We slid into the booth just as the waitress flung a damp rag across the laminated counter, mainly wiping up spills and sweeping bits and crusts of food into a black plastic trash bag. Ken went off to order and I looked at where the other half ate.
The Chuy’s on Ina had a very tall, vaulted ceiling, where all kinds of surfing and water stuff hung between fishnets and other water stuff. To order, you stood around a curved central order station, you got your beer or soft drinks or coffee there, but when you placed an order, the order-taker handed you this inflated sea creature. We got a whale, but I saw a porpoise and a
shark and half a dozen other unrecognizable inflatables.
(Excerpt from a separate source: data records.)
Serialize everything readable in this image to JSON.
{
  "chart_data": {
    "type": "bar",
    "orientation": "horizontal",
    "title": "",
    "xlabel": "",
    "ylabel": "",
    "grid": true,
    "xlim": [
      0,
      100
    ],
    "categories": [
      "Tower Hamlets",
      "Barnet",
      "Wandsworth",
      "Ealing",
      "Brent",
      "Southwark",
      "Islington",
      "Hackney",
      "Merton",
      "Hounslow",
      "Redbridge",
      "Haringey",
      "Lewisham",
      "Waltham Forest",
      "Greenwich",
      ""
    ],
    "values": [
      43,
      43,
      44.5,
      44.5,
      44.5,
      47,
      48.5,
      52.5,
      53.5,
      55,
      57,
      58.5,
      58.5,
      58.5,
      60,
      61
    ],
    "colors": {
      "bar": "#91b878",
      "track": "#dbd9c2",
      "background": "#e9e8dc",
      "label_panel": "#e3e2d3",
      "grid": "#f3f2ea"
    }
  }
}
Ken slid gingerly into the booth, trying to find a comfortable position. Our booth had totally flat-back wooden benches, no curves of any kind.
“Bad back,” he said. “Bad, bad back.”
“That why you retired?”
“Didn’t retire so much as they booted me out with a medical disability. My back locked up, one night. It’s quite a story, but I knew the next week I’d seen the last of being a detective.”
“What happened?”
“You really want to know?”
“Yeah. Unless the food’s coming right away.”
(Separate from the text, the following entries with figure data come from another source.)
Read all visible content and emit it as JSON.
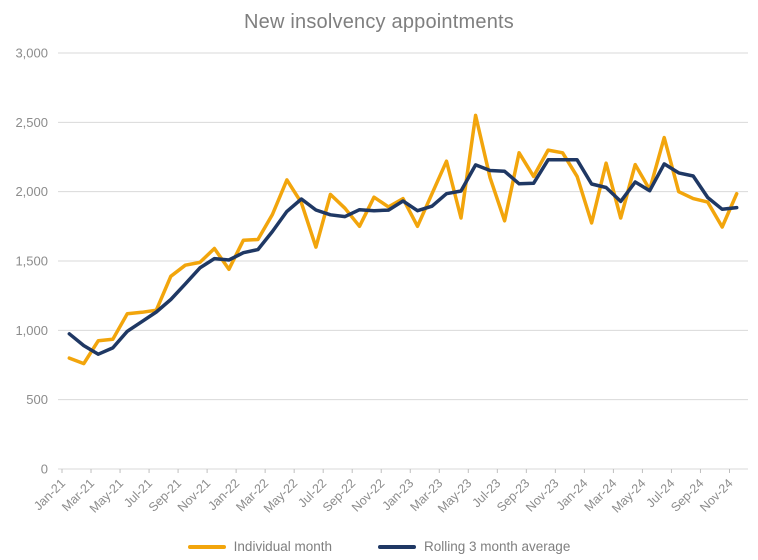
{
  "chart_data": {
    "type": "line",
    "title": "New insolvency appointments",
    "x": [
      "Jan-21",
      "Feb-21",
      "Mar-21",
      "Apr-21",
      "May-21",
      "Jun-21",
      "Jul-21",
      "Aug-21",
      "Sep-21",
      "Oct-21",
      "Nov-21",
      "Dec-21",
      "Jan-22",
      "Feb-22",
      "Mar-22",
      "Apr-22",
      "May-22",
      "Jun-22",
      "Jul-22",
      "Aug-22",
      "Sep-22",
      "Oct-22",
      "Nov-22",
      "Dec-22",
      "Jan-23",
      "Feb-23",
      "Mar-23",
      "Apr-23",
      "May-23",
      "Jun-23",
      "Jul-23",
      "Aug-23",
      "Sep-23",
      "Oct-23",
      "Nov-23",
      "Dec-23",
      "Jan-24",
      "Feb-24",
      "Mar-24",
      "Apr-24",
      "May-24",
      "Jun-24",
      "Jul-24",
      "Aug-24",
      "Sep-24",
      "Oct-24",
      "Nov-24"
    ],
    "x_tick_labels": [
      "Jan-21",
      "Mar-21",
      "May-21",
      "Jul-21",
      "Sep-21",
      "Nov-21",
      "Jan-22",
      "Mar-22",
      "May-22",
      "Jul-22",
      "Sep-22",
      "Nov-22",
      "Jan-23",
      "Mar-23",
      "May-23",
      "Jul-23",
      "Sep-23",
      "Nov-23",
      "Jan-24",
      "Mar-24",
      "May-24",
      "Jul-24",
      "Sep-24",
      "Nov-24"
    ],
    "series": [
      {
        "name": "Individual month",
        "color": "#F2A50C",
        "values": [
          800,
          760,
          925,
          935,
          1120,
          1130,
          1145,
          1390,
          1470,
          1490,
          1590,
          1440,
          1650,
          1655,
          1835,
          2085,
          1920,
          1600,
          1980,
          1880,
          1750,
          1960,
          1890,
          1950,
          1750,
          1985,
          2220,
          1810,
          2550,
          2100,
          1790,
          2280,
          2110,
          2300,
          2280,
          2110,
          1775,
          2205,
          1810,
          2195,
          2015,
          2390,
          2000,
          1950,
          1925,
          1745,
          1985
        ]
      },
      {
        "name": "Rolling 3 month average",
        "color": "#1F3864",
        "values": [
          975,
          890,
          828,
          873,
          993,
          1062,
          1132,
          1222,
          1335,
          1450,
          1517,
          1507,
          1560,
          1582,
          1713,
          1858,
          1947,
          1868,
          1833,
          1820,
          1870,
          1863,
          1867,
          1933,
          1863,
          1895,
          1985,
          2005,
          2193,
          2153,
          2147,
          2057,
          2060,
          2230,
          2230,
          2230,
          2055,
          2030,
          1930,
          2070,
          2007,
          2200,
          2135,
          2113,
          1958,
          1873,
          1885
        ]
      }
    ],
    "ylim": [
      0,
      3000
    ],
    "y_tick_step": 500,
    "y_tick_labels": [
      "0",
      "500",
      "1,000",
      "1,500",
      "2,000",
      "2,500",
      "3,000"
    ],
    "grid": "horizontal",
    "legend_position": "bottom"
  },
  "style": {
    "title_color": "#7F7F7F",
    "axis_text_color": "#8C8C8C",
    "gridline_color": "#D9D9D9",
    "tick_color": "#BFBFBF",
    "legend_text_color": "#7F7F7F"
  }
}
Ken studied the action in what we could see of the kitchen.
“My guess, since I’m a regular and know the process, we’ve got at least fifteen minutes.”
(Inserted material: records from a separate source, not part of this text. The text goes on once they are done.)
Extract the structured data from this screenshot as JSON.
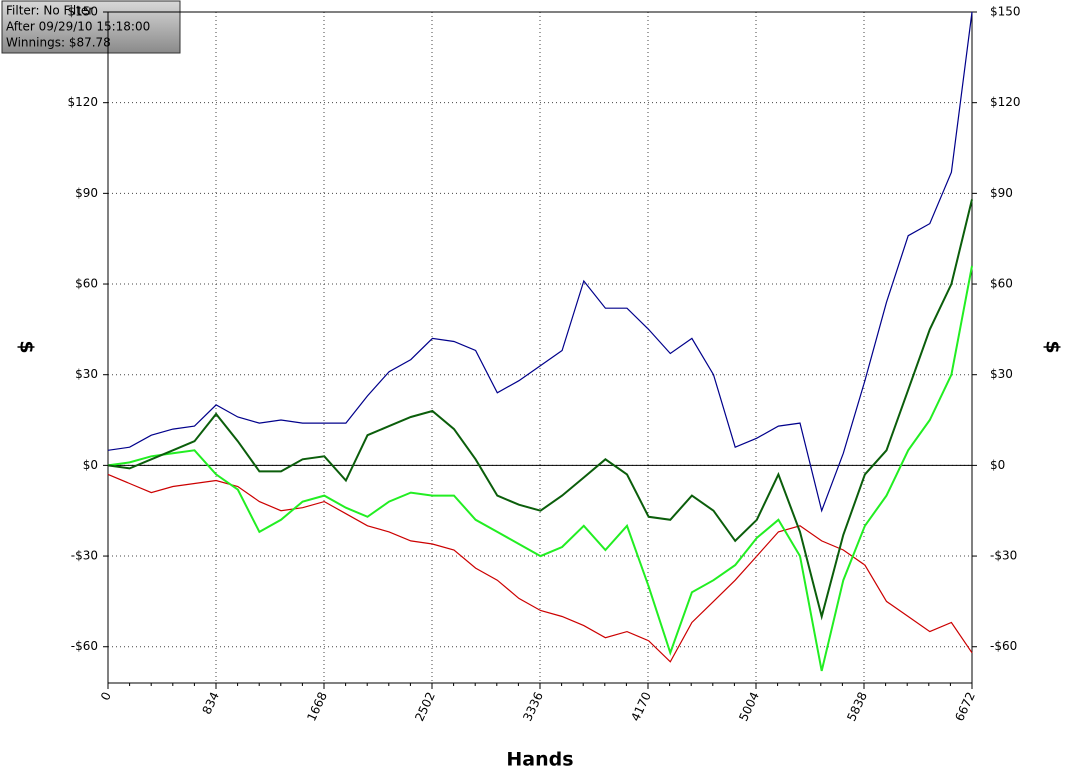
{
  "info": {
    "lines": [
      "Filter: No Filter",
      "After 09/29/10 15:18:00",
      "Winnings: $87.78"
    ]
  },
  "chart_data": {
    "type": "line",
    "xlabel": "Hands",
    "ylabel": "$",
    "y2label": "$",
    "x": [
      0,
      167,
      334,
      501,
      668,
      835,
      1002,
      1169,
      1336,
      1503,
      1670,
      1837,
      2004,
      2171,
      2338,
      2505,
      2672,
      2839,
      3006,
      3173,
      3340,
      3507,
      3674,
      3841,
      4008,
      4175,
      4342,
      4509,
      4676,
      4843,
      5010,
      5177,
      5344,
      5511,
      5678,
      5845,
      6012,
      6179,
      6346,
      6513,
      6672
    ],
    "xlim": [
      0,
      6672
    ],
    "xticks": [
      0,
      834,
      1668,
      2502,
      3336,
      4170,
      5004,
      5838,
      6672
    ],
    "ylim": [
      -72,
      150
    ],
    "yticks": [
      {
        "value": -60,
        "label": "-$60"
      },
      {
        "value": -30,
        "label": "-$30"
      },
      {
        "value": 0,
        "label": "$0"
      },
      {
        "value": 30,
        "label": "$30"
      },
      {
        "value": 60,
        "label": "$60"
      },
      {
        "value": 90,
        "label": "$90"
      },
      {
        "value": 120,
        "label": "$120"
      },
      {
        "value": 150,
        "label": "$150"
      }
    ],
    "grid": true,
    "series": [
      {
        "color": "#00008b",
        "values": [
          5,
          6,
          10,
          12,
          13,
          20,
          16,
          14,
          15,
          14,
          14,
          14,
          23,
          31,
          35,
          42,
          41,
          38,
          24,
          28,
          33,
          38,
          61,
          52,
          52,
          45,
          37,
          42,
          30,
          6,
          9,
          13,
          14,
          -15,
          4,
          28,
          54,
          76,
          80,
          97,
          150
        ]
      },
      {
        "color": "#cc0000",
        "values": [
          -3,
          -6,
          -9,
          -7,
          -6,
          -5,
          -7,
          -12,
          -15,
          -14,
          -12,
          -16,
          -20,
          -22,
          -25,
          -26,
          -28,
          -34,
          -38,
          -44,
          -48,
          -50,
          -53,
          -57,
          -55,
          -58,
          -65,
          -52,
          -45,
          -38,
          -30,
          -22,
          -20,
          -25,
          -28,
          -33,
          -45,
          -50,
          -55,
          -52,
          -62
        ]
      },
      {
        "color": "#22ee22",
        "values": [
          0,
          1,
          3,
          4,
          5,
          -3,
          -8,
          -22,
          -18,
          -12,
          -10,
          -14,
          -17,
          -12,
          -9,
          -10,
          -10,
          -18,
          -22,
          -26,
          -30,
          -27,
          -20,
          -28,
          -20,
          -40,
          -62,
          -42,
          -38,
          -33,
          -24,
          -18,
          -30,
          -68,
          -38,
          -20,
          -10,
          5,
          15,
          30,
          66
        ]
      },
      {
        "color": "#0b5e0b",
        "values": [
          0,
          -1,
          2,
          5,
          8,
          17,
          8,
          -2,
          -2,
          2,
          3,
          -5,
          10,
          13,
          16,
          18,
          12,
          2,
          -10,
          -13,
          -15,
          -10,
          -4,
          2,
          -3,
          -17,
          -18,
          -10,
          -15,
          -25,
          -18,
          -3,
          -22,
          -50,
          -23,
          -3,
          5,
          25,
          45,
          60,
          88
        ]
      }
    ]
  }
}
He knew I didn’t want to talk about anything remotely personal, anything at all about reality. Nor did he. Small talk. First order of the day, before breakfast.
“How do they serve food here?”
“When your order is ready, the waitron just looks around the room for the inflatable, they’re all about two feet long, like this guy sitting right here on our table. When the order comes over, the waitron takes away the inflatable. And here’s Angelina with coffee and water.
“You don’t want to hear cop stories,” Ken said to me. After Angelina set down two heavy china mugs and plastic glasses of water with straws.
“Try me.”
“Okay,” he said. “Most of my really good cop stories are about one of two things. My body, or my gun. So. There was this Russian immigrant nutcase. He’d been tortured by the secret police, whatever alphabet-soup secret police were around in Moscow. This guy, he also liked to abuse kids. Not just slapping, but, like, kicking them. Dennise was my partner at the time. She’s also my longtime friend and cohort, now, you really want to hear stories about me, she could tell you things I’ve forgotten. Anyway. This Russian guy. We went to arrest him and he tried to slam the door on us. Dennise blocked it with her foot, and when he looked around the door to see what was blocking it, I stuck a can of pepper spray in his face and soaked him down. He was a little startled by that, judging from the scream, and he backed away enough for us to knock the door open and get in. We were there because of a call about his nine-year-old son. Dennise kept trying to get the kid out of the house, and to keep him out, but the fight was on between him and me, with Dennise helping when she could. We were all gagging, snotting, and crying from the pepper spray. That stuff gets everywhere. Anyway, I slugged it out with him, breaking his nose, closing one eye, and finally knocking some teeth out. When he got a little woozy for a second, we managed to get cuffs on him. We were all covered with blood and sweat and goo. It didn’t take long for him to recover. The backup units that came ended up having to suitcase him. That’s when you tie the feet together, lay them on their stomach, and tie the feet to the handcuffs behind the back. It’s also how a few suspects have developed serious and fatal breathing problems after the extreme exertion and stress.”